Joshua Starr, the Washington-based pollster who conducted the GoLocalProv survey, cautions that relatively small sample sizes — 300 First Congressional District voters for the WPRI poll in May and 206 for his own in September — mean we can only identify "directional" shifts in opinion.
But if the numbers are a little crude — the margins of error for the polls are 5.7 percent and 6.8 percent, respectively — they tell a compelling story. A couple of them, actually.
The first is a bit mixed. Independent voters, a key swing group, didn't budge much in their personal distaste for Cicilline between May and September; his favorability ratings remained low.
But in head-to-head matchups with Republicans, the incumbent made significant gains. In May, 13 percent of independents favored him and 59 percent backed GOP frontrunner Brendan Doherty, the former superintendent of state police, in a head-to-head matchup. Four months later, Cicilline had 31 percent to Doherty's 45 percent.
In just four months, the Republican's advantage shrunk from 46 to 14 percent.
Doherty, who kept a low profile — and, indeed, remains a relative unknown for voters — did nothing to scare away independents during this period. Starr's thesis: House Republicans, who alienated centrists with their intransigence on the debt ceiling and broader budget fight, gave Cicilline a sizable bump.

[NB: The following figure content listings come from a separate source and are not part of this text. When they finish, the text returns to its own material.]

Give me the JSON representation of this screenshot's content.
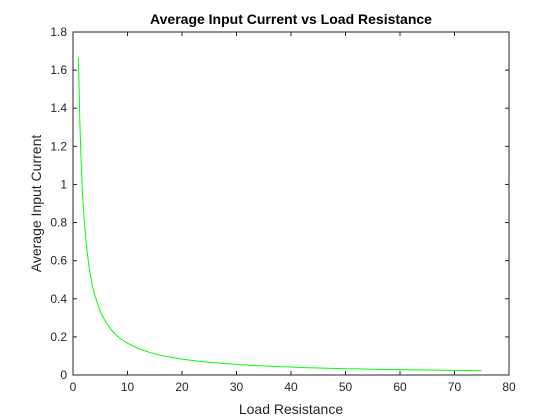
{
  "chart_data": {
    "type": "line",
    "title": "Average Input Current vs Load Resistance",
    "xlabel": "Load Resistance",
    "ylabel": "Average Input Current",
    "xlim": [
      0,
      80
    ],
    "ylim": [
      0,
      1.8
    ],
    "xticks": [
      0,
      10,
      20,
      30,
      40,
      50,
      60,
      70,
      80
    ],
    "yticks": [
      0,
      0.2,
      0.4,
      0.6,
      0.8,
      1,
      1.2,
      1.4,
      1.6,
      1.8
    ],
    "grid": false,
    "series": [
      {
        "color": "#00ff00",
        "x": [
          1,
          1.25,
          1.5,
          1.75,
          2,
          2.5,
          3,
          3.5,
          4,
          5,
          6,
          7,
          8,
          9,
          10,
          12,
          14,
          16,
          18,
          20,
          22.5,
          25,
          27.5,
          30,
          32.5,
          35,
          37.5,
          40,
          42.5,
          45,
          47.5,
          50,
          52.5,
          55,
          57.5,
          60,
          62.5,
          65,
          67.5,
          70,
          72.5,
          75
        ],
        "y": [
          1.667,
          1.333,
          1.111,
          0.952,
          0.833,
          0.667,
          0.556,
          0.476,
          0.417,
          0.333,
          0.278,
          0.238,
          0.208,
          0.185,
          0.167,
          0.139,
          0.119,
          0.104,
          0.093,
          0.083,
          0.074,
          0.067,
          0.061,
          0.056,
          0.051,
          0.048,
          0.044,
          0.042,
          0.039,
          0.037,
          0.035,
          0.033,
          0.032,
          0.03,
          0.029,
          0.028,
          0.027,
          0.026,
          0.025,
          0.024,
          0.023,
          0.022
        ]
      }
    ]
  }
}
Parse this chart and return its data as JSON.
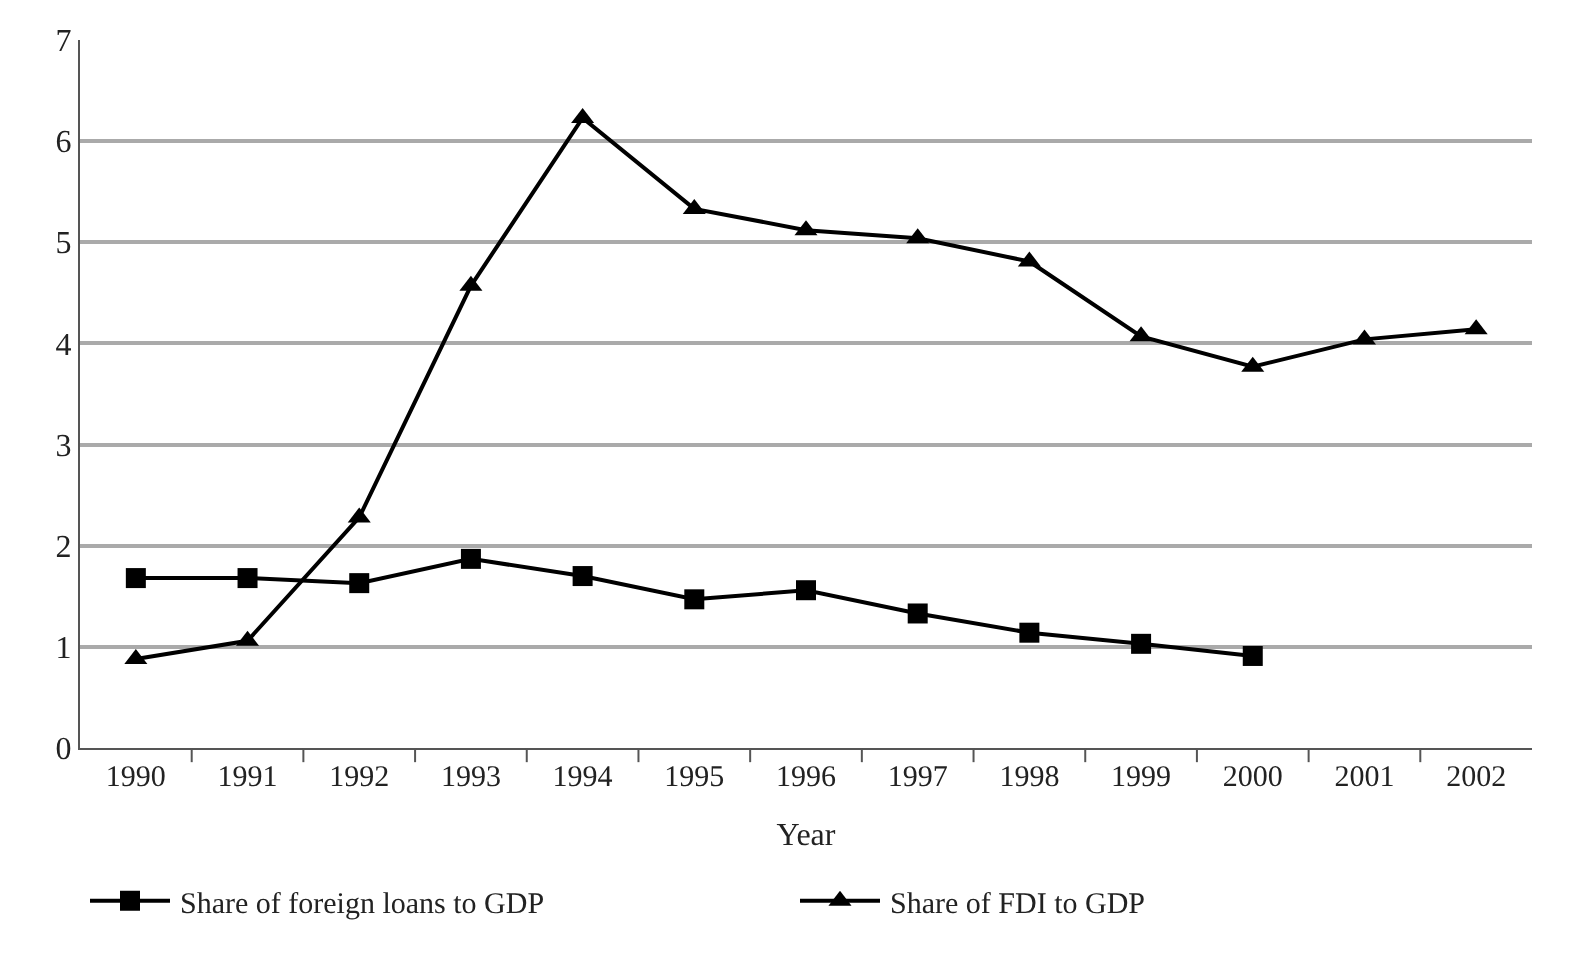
{
  "chart_data": {
    "type": "line",
    "xlabel": "Year",
    "categories": [
      "1990",
      "1991",
      "1992",
      "1993",
      "1994",
      "1995",
      "1996",
      "1997",
      "1998",
      "1999",
      "2000",
      "2001",
      "2002"
    ],
    "series": [
      {
        "name": "Share of foreign loans to GDP",
        "color": "#000000",
        "marker": "square",
        "values": [
          1.68,
          1.68,
          1.63,
          1.87,
          1.7,
          1.47,
          1.56,
          1.33,
          1.14,
          1.03,
          0.91,
          null,
          null
        ]
      },
      {
        "name": "Share of FDI to GDP",
        "color": "#000000",
        "marker": "triangle",
        "values": [
          0.88,
          1.06,
          2.28,
          4.57,
          6.23,
          5.33,
          5.12,
          5.04,
          4.81,
          4.07,
          3.77,
          4.04,
          4.14
        ]
      }
    ],
    "ylim": [
      0,
      7
    ],
    "yticks": [
      0,
      1,
      2,
      3,
      4,
      5,
      6,
      7
    ],
    "grid": "y",
    "legend": "bottom",
    "line_style": "solid"
  }
}
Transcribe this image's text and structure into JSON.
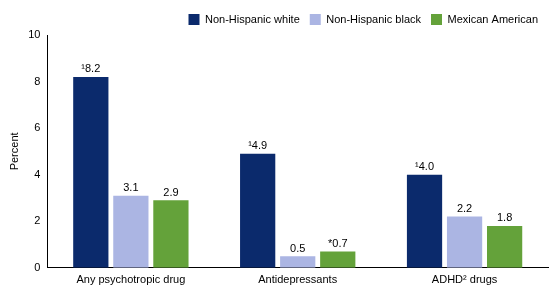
{
  "chart_data": {
    "type": "bar",
    "categories": [
      "Any psychotropic drug",
      "Antidepressants",
      "ADHD² drugs"
    ],
    "ylabel": "Percent",
    "series": [
      {
        "name": "Non-Hispanic white",
        "color": "#0b2a6c",
        "values": [
          8.2,
          4.9,
          4.0
        ],
        "value_labels": [
          "¹8.2",
          "¹4.9",
          "¹4.0"
        ]
      },
      {
        "name": "Non-Hispanic black",
        "color": "#abb5e3",
        "values": [
          3.1,
          0.5,
          2.2
        ],
        "value_labels": [
          "3.1",
          "0.5",
          "2.2"
        ]
      },
      {
        "name": "Mexican American",
        "color": "#64a23a",
        "values": [
          2.9,
          0.7,
          1.8
        ],
        "value_labels": [
          "2.9",
          "*0.7",
          "1.8"
        ]
      }
    ],
    "ylim": [
      0,
      10
    ],
    "yticks": [
      0,
      2,
      4,
      6,
      8,
      10
    ],
    "grid": false,
    "legend": "top-right",
    "data_labels": true
  }
}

The GOP's stubbornness may also help to explain the other major trend in the polling numbers: Democrats coming home. In May, just 9 percent of Democrats viewed Cicilline "very positively." By September, the figure had tripled. And his lead over Doherty, among Democrats, went from 35 to 53 points.
Democrats, their partisan passions stirred, seem likely to stick with Cicilline should he make it through the party's primary. The bigger question for the incumbent is whether the national GOP will tone down its message — giving independents, who don't much like Cicilline, an excuse to bolt.
Given the Tea Party's success in pushing the Repub-lican Party to the right thus far, that doesn't seem a terribly strong possibility.
MADE IN AMERICA
If events in Providence and Washington have lifted the Congressman, he's also helped his own cause.
Cicilline positioned himself well, during the campaign, with calls for a "Made in America" block grant that would help companies retool old factories and retrain workers to "compete in the new economy."
"Made in China, made in Vietnam," he said, in his marquee campaign ad, "whatever happened to made in America?"
The message was well-tuned to recession-weary Rhode Island — particularly the conservative Blackstone Valley region, site of the state's past industrial glories.
But it has also fit snugly with a wide-ranging "Make it in America" agenda championed by Minority Whip Steny Hoyer of Maryland, the second-ranking Democrat in the House.
Indeed, Cicilline found himself showing Hoyer the "Made in America" ad on his iPad not long ago to demonstrate he'd come up with the meme before he arrived in Washington.